What we hear is open sympathy for genocidal hatred. And that is a chasm — not just from decency, but from humanity itself. And here lies the danger: that same hatred is taking root here — in Dearborn, in London, in Paris — not as horror, but as heroism. If we are not vigilant, the enemy Israel faces today will be the enemy the free world faces tomorrow.

This isn’t about politics. It’s about truth. It’s about the courage to call evil by its name and to say “Never again” — and mean it.

And you don’t have to open a Bible to understand this. But if you do — if you are a believer — then this issue cuts even deeper. Because the question becomes: what did God promise, and does He keep His word?

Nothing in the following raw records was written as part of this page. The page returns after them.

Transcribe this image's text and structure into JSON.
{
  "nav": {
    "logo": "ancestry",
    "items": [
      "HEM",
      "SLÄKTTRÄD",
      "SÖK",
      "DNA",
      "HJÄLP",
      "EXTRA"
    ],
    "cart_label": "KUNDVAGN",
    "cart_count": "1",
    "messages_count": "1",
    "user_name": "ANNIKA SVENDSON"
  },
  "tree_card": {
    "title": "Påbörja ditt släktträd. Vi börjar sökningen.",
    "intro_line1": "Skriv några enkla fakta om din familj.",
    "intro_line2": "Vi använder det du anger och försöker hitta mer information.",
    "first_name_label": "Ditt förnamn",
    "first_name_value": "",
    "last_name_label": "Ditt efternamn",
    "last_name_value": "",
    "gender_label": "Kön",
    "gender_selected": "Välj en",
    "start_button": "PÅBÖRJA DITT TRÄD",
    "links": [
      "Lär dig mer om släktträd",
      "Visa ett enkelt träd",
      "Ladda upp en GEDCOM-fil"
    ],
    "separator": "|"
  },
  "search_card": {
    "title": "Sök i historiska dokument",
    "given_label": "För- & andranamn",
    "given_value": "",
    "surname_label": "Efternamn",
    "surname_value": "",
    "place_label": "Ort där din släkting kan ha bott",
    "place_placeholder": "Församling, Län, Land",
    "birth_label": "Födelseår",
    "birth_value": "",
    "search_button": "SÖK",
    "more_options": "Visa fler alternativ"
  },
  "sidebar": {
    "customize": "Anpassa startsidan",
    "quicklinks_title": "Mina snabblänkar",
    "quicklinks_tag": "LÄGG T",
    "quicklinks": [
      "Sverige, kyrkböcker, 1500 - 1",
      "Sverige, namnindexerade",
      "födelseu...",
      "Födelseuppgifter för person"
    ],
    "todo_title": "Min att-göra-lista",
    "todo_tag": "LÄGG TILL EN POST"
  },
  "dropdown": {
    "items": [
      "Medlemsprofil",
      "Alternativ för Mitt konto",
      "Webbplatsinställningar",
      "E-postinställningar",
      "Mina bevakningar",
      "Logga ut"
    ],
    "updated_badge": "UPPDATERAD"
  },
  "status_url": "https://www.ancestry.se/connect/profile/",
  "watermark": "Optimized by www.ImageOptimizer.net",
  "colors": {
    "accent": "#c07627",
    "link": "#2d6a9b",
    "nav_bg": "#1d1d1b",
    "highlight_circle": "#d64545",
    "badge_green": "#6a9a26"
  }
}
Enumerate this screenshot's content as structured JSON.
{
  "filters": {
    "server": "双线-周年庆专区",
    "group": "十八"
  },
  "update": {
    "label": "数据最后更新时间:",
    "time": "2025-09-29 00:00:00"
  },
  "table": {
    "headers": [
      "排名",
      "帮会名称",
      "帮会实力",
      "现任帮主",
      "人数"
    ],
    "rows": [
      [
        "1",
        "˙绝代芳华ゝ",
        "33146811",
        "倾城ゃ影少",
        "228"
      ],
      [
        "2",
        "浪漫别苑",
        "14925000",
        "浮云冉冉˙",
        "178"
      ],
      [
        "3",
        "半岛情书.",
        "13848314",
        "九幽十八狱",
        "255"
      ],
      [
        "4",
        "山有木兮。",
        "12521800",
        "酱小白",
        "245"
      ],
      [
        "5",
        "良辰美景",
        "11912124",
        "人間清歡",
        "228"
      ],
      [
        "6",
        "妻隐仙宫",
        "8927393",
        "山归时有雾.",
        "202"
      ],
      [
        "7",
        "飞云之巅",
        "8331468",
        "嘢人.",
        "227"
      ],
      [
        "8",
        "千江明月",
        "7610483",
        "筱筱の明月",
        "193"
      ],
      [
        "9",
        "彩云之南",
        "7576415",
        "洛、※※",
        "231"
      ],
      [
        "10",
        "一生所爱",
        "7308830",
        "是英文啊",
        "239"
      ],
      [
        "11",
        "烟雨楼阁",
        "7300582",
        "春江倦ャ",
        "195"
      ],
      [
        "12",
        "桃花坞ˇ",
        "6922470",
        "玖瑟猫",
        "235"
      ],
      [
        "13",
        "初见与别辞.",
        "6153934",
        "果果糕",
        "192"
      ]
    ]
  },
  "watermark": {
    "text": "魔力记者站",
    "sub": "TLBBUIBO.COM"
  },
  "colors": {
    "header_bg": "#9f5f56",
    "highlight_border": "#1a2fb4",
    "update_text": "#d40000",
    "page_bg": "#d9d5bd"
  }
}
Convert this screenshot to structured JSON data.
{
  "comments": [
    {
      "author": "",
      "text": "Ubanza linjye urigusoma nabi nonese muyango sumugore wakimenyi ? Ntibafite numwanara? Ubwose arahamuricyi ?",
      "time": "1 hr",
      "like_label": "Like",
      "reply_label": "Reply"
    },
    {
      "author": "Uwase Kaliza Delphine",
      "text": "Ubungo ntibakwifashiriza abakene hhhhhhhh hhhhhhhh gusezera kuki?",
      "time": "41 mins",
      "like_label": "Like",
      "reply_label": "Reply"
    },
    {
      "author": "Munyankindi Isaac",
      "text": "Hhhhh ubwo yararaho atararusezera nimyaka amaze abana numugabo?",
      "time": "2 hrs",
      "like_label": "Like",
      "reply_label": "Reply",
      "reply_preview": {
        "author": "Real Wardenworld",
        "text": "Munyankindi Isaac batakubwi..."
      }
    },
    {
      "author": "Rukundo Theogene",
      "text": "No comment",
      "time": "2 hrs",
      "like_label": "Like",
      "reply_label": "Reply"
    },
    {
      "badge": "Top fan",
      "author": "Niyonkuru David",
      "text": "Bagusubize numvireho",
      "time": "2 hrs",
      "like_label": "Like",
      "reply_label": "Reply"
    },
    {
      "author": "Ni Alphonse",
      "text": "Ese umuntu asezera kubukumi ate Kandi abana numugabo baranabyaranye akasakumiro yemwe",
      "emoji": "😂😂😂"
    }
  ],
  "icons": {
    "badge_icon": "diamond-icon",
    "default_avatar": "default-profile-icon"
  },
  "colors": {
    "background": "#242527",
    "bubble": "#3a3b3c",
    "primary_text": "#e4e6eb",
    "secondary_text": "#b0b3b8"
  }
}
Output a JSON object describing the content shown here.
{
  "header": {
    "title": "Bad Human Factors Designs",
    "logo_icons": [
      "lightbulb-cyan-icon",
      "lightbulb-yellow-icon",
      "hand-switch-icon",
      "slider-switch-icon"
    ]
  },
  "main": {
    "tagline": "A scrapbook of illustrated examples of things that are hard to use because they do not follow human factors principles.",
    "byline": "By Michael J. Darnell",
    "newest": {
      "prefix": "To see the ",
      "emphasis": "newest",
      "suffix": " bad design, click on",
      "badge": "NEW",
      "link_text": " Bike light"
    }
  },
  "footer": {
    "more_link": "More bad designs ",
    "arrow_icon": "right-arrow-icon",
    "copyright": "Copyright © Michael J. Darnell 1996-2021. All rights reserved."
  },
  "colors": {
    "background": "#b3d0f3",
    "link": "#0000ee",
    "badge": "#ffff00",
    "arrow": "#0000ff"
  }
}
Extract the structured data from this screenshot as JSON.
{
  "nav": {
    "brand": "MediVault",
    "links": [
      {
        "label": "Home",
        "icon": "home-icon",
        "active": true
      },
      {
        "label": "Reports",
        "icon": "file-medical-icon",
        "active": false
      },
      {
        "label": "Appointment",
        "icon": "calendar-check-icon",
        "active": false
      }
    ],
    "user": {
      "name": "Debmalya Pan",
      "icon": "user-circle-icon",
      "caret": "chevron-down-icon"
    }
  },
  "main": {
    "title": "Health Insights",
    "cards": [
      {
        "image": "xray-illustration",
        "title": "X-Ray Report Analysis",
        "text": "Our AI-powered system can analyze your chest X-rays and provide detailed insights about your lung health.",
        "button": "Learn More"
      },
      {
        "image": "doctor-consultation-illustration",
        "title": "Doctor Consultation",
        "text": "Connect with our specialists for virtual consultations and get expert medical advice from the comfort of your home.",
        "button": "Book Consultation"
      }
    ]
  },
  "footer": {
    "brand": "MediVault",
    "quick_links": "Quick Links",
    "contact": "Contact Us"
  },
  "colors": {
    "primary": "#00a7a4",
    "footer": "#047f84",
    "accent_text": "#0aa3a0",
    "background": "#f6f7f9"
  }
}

He told Abraham, “I will bless those who bless you, and curse those who curse you.” He promised to make Abraham the father of many nations and to give him “the whole land of Canaan.” And though Abraham had other sons, God reaffirmed that promise through Isaac. And then again through Isaac’s son, Jacob — Israel — saying: “The land I gave to Abraham and Isaac I give to you and to your descendants after you.”

That’s an everlasting promise.

And from those descendants came a child — born in Bethlehem — who claimed to be the Savior of the world. Jesus never rejected His title as “son of David,” the great King of Israel.

He said plainly that He came “for the lost sheep of the house of Israel.” And when He returns, Scripture says He will return as “the Lion of the tribe of Judah.” And where do you think He will go? Back to His homeland — Israel.

Tamir Kalifa / Stringer | Getty Images

And what will He find when He gets there? His brothers — or his brothers’ enemies? Will the roads where He once walked be preserved? Or will they lie in rubble, as Gaza does today? If what He finds looks like the aftermath of October 7th, then tell me — what will be my defense as a Christian?

Some Christians argue that God’s promises to Israel have been transferred exclusively to the Church. I don’t believe that. But even if you do, then ask yourself this: if we’ve inherited the promises, do we not also inherit the land? Can we claim the birthright and then, like Esau, treat it as worthless when the world tries to steal it?

So, when terrorists come to slaughter Israelis simply for living in the land promised to Abraham, will we stand by? Or will we step forward — into the line of fire — and say,

“Take me instead”?

Because this is not just about Israel’s right to exist.

It’s about whether we still know the difference between good and evil.

It’s about whether we still have the courage to stand where God stands.

And if we cannot — if we will not — then maybe the question isn’t whether Israel will survive. Maybe the question is whether we will.